Sun Dec 8th through Sat the 14th, 2019 at Vancouver Convention Center
The paper proposes a new method for learning a label noise transition matrix from a noisy dataset. Unlike previously proposed approaches (e.g. the forward method) the proposed approach is shown to be less dependent on anchor points, which are defined to be examples that would have a have the output of the softmax extremely focused on the correct class in the noiseless domain. The main idea is to use importance reweighting to account for the discrepancy between the output of a noise free classifier and a noisy one, and to allow learnable modifications to the initially estimated transition matrix. The experiments show modest improvements over the SoA on MNIST and CIFAR-10 under low and medium levels of label noise. When anchor points are purposefully removed, the improvements on CIFAR-10 and 100 are more substantial, illustrating that the approach is less dependent on the presence of anchor points. Originality: The improvement over the forward method is somewhat incremental, but the idea is novel as far as I know. Clarity: There are a few language errors in the paper, but overall it is well written and the explanation of the approach is clear. Significance: While the results on CIFAR-10 look good, the results on CIFAR-100 are a little less convincing, especially in the case of 50% label noise, especially given the overlapping error bars. The results on Clothing1M demonstrate a clear improvement on the SoA.
The paper adresses an aimportant problem and proposes an original approach allowing to avoid the use of anchor point The method is both assess theoritically and experimentally.

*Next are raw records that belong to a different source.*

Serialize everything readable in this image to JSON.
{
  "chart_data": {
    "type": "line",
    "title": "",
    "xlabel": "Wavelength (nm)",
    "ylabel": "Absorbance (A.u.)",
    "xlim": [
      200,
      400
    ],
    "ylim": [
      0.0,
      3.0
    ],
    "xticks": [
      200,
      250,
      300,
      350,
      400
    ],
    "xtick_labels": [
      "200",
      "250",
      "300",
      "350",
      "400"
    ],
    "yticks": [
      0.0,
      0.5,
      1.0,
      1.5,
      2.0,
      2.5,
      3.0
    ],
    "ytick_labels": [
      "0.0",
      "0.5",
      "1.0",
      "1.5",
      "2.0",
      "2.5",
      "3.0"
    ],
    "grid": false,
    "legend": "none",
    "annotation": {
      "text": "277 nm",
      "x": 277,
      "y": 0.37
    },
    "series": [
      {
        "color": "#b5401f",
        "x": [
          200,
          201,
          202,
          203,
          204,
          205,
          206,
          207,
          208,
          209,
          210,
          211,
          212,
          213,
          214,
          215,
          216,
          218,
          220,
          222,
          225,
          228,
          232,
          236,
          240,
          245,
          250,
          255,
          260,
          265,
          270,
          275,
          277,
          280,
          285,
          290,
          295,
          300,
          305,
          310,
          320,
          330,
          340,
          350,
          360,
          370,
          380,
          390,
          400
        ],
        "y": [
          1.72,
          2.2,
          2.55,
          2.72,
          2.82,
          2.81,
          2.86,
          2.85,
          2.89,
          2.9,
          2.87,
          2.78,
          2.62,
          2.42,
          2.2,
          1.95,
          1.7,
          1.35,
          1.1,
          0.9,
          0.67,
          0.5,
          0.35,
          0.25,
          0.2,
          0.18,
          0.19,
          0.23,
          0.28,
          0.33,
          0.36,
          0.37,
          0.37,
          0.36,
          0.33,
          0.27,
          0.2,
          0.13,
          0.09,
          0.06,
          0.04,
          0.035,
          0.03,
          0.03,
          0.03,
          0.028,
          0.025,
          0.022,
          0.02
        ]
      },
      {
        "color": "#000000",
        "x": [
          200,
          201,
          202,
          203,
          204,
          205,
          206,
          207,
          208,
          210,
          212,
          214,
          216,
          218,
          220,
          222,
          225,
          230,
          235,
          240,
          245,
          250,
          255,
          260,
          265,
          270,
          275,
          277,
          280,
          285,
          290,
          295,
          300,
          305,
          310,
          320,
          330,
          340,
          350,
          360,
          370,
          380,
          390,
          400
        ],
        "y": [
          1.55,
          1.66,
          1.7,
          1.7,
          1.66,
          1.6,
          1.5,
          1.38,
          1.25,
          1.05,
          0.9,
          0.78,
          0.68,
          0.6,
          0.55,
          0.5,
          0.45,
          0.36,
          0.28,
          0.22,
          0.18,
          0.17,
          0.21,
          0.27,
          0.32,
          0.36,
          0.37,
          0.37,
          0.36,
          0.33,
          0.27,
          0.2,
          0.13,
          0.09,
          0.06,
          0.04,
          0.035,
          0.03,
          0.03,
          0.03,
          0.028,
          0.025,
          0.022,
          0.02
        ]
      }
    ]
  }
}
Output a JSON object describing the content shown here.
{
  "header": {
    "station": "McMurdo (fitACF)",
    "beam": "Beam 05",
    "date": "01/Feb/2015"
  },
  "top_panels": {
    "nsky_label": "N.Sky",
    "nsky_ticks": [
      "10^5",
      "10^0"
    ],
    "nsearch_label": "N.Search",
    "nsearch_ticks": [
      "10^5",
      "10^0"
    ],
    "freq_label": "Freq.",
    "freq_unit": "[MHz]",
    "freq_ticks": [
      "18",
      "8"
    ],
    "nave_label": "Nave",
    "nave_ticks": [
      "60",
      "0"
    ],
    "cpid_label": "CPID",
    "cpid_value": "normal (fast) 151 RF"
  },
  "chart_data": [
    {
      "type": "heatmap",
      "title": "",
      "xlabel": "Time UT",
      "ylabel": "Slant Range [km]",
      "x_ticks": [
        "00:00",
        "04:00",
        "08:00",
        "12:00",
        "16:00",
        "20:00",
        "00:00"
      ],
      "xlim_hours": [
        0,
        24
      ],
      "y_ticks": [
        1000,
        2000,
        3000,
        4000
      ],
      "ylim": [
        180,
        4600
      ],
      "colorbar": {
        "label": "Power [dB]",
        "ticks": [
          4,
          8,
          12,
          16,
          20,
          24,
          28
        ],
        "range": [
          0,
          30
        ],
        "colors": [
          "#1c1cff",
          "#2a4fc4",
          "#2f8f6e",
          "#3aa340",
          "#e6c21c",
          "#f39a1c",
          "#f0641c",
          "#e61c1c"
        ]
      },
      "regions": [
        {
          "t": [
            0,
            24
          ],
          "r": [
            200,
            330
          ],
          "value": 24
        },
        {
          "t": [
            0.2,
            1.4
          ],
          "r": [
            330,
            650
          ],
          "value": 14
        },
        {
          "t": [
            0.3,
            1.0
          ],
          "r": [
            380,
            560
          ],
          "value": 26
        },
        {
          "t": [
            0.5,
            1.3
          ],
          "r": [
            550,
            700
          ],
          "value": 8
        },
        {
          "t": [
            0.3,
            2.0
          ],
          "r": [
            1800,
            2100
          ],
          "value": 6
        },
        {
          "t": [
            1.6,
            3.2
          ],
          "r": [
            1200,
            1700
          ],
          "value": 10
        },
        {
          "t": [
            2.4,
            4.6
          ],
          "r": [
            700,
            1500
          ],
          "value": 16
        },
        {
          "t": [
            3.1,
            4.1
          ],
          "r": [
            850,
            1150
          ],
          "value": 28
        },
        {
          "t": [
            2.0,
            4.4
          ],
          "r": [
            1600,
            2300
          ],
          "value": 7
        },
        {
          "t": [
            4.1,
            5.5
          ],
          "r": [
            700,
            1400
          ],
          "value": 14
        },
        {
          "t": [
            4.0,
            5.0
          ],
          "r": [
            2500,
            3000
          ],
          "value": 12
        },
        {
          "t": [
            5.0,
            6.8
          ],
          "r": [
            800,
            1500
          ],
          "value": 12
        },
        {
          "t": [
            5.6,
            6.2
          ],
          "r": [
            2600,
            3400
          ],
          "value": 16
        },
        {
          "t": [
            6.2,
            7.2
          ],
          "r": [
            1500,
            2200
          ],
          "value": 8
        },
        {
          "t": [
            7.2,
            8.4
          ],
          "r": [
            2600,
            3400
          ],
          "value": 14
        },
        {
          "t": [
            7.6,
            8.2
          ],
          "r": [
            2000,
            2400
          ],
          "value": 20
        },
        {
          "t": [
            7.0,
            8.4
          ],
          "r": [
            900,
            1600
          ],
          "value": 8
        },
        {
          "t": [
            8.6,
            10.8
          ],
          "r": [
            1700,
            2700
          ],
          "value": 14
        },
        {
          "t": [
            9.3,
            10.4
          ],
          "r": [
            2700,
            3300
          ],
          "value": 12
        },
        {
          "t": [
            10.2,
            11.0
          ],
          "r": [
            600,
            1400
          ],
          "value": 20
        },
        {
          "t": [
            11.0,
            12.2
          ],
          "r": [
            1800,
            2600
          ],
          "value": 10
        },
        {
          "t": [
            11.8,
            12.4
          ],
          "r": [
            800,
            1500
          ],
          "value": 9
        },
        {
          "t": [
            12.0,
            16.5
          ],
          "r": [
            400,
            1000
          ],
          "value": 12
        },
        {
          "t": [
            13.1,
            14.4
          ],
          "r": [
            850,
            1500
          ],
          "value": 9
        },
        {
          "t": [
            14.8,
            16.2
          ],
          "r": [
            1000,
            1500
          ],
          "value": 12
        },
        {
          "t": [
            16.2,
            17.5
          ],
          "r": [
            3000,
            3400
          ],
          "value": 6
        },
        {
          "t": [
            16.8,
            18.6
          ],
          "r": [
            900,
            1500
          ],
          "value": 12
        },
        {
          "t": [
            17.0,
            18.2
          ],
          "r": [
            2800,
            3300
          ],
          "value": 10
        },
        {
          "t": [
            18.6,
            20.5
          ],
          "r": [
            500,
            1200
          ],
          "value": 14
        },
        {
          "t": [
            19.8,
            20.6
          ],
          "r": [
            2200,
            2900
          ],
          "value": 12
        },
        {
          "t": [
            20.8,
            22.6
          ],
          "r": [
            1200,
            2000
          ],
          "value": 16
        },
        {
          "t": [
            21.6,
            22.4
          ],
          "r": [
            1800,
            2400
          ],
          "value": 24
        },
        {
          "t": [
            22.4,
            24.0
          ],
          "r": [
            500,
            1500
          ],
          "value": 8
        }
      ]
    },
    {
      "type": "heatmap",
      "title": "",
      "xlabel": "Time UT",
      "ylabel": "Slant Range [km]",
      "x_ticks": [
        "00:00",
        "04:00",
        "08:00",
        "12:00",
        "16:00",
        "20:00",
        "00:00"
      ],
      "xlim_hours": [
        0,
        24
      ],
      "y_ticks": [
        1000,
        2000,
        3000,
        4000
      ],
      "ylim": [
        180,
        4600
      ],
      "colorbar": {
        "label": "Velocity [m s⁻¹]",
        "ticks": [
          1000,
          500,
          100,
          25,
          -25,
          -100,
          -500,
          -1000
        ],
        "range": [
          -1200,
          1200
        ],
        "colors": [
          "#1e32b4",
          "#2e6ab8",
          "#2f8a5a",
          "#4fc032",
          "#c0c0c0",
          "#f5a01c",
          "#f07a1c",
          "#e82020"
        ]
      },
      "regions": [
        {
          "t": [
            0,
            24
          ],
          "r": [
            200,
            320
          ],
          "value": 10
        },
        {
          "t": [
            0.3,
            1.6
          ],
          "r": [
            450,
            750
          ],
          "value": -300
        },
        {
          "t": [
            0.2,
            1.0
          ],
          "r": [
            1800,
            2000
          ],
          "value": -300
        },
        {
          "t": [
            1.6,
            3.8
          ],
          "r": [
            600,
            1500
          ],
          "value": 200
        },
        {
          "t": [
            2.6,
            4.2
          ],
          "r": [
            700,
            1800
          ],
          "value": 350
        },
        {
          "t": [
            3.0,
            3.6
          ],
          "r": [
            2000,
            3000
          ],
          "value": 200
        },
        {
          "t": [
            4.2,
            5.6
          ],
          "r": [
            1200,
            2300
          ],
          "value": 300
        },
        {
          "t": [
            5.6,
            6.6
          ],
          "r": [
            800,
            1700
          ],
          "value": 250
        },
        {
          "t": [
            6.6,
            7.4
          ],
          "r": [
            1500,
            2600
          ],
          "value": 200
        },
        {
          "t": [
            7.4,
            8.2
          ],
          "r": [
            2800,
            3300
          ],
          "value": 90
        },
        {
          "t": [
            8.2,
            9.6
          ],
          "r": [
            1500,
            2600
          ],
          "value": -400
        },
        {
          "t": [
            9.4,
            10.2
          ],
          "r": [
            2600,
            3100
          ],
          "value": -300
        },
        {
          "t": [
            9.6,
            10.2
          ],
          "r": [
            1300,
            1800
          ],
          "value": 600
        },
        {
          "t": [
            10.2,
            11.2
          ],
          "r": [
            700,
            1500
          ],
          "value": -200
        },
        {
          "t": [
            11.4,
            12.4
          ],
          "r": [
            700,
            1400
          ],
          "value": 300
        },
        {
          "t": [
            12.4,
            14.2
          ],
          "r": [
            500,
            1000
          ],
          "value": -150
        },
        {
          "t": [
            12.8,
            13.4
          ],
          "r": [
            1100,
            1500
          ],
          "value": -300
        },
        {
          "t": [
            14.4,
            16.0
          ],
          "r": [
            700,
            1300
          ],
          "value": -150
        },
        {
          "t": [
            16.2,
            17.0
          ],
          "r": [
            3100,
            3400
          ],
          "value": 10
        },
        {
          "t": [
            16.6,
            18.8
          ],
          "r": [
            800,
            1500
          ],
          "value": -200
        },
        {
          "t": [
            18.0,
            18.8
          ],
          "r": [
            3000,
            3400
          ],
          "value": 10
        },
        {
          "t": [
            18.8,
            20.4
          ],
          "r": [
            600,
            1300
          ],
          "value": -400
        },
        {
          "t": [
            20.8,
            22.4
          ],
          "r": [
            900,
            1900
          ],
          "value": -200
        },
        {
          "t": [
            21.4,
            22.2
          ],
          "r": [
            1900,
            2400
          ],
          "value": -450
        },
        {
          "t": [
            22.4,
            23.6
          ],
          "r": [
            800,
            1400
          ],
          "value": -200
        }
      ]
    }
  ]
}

This paper studies the challenging problem of learning from data with noisy labels. In particular, a novel transition revision (T-Revision) method is proposed, which does not require anchor points. T-Revision can effectively learn transition matrices which lead to better classifiers. A deep-learning-based risk-consistent estimator is designed to tune transition matrix accurately. Experimental results on multiple benchmark datasets show that T-Revision outperforms the state-of-the-art methods. This paper makes a significant contribution to the label-noise learning problem. The proposed method is well motivated and clearly presented. Technical details are easy to follow, and theoretical analysis on generalization error is provided. Moreover, the implementation details of the proposed method are also provided, which will be very helpful in reproducing the reported results. My comments are as follows. 1. The difference between two categories of label-noise learning algorithms has been mentioned in Section 1. It will be helpful if the authors can elaborate more about the advantages of risk-/classifier-consistent algorithms. 2. In the experiments, the Sym-50 setting on MNIST can still obtain a good performance (about 98%). I wonder what the performance would be in extreme cases with even more label noise. 3. I'm curious if the proposed mechanism can be easily extended to semi-supervised setting.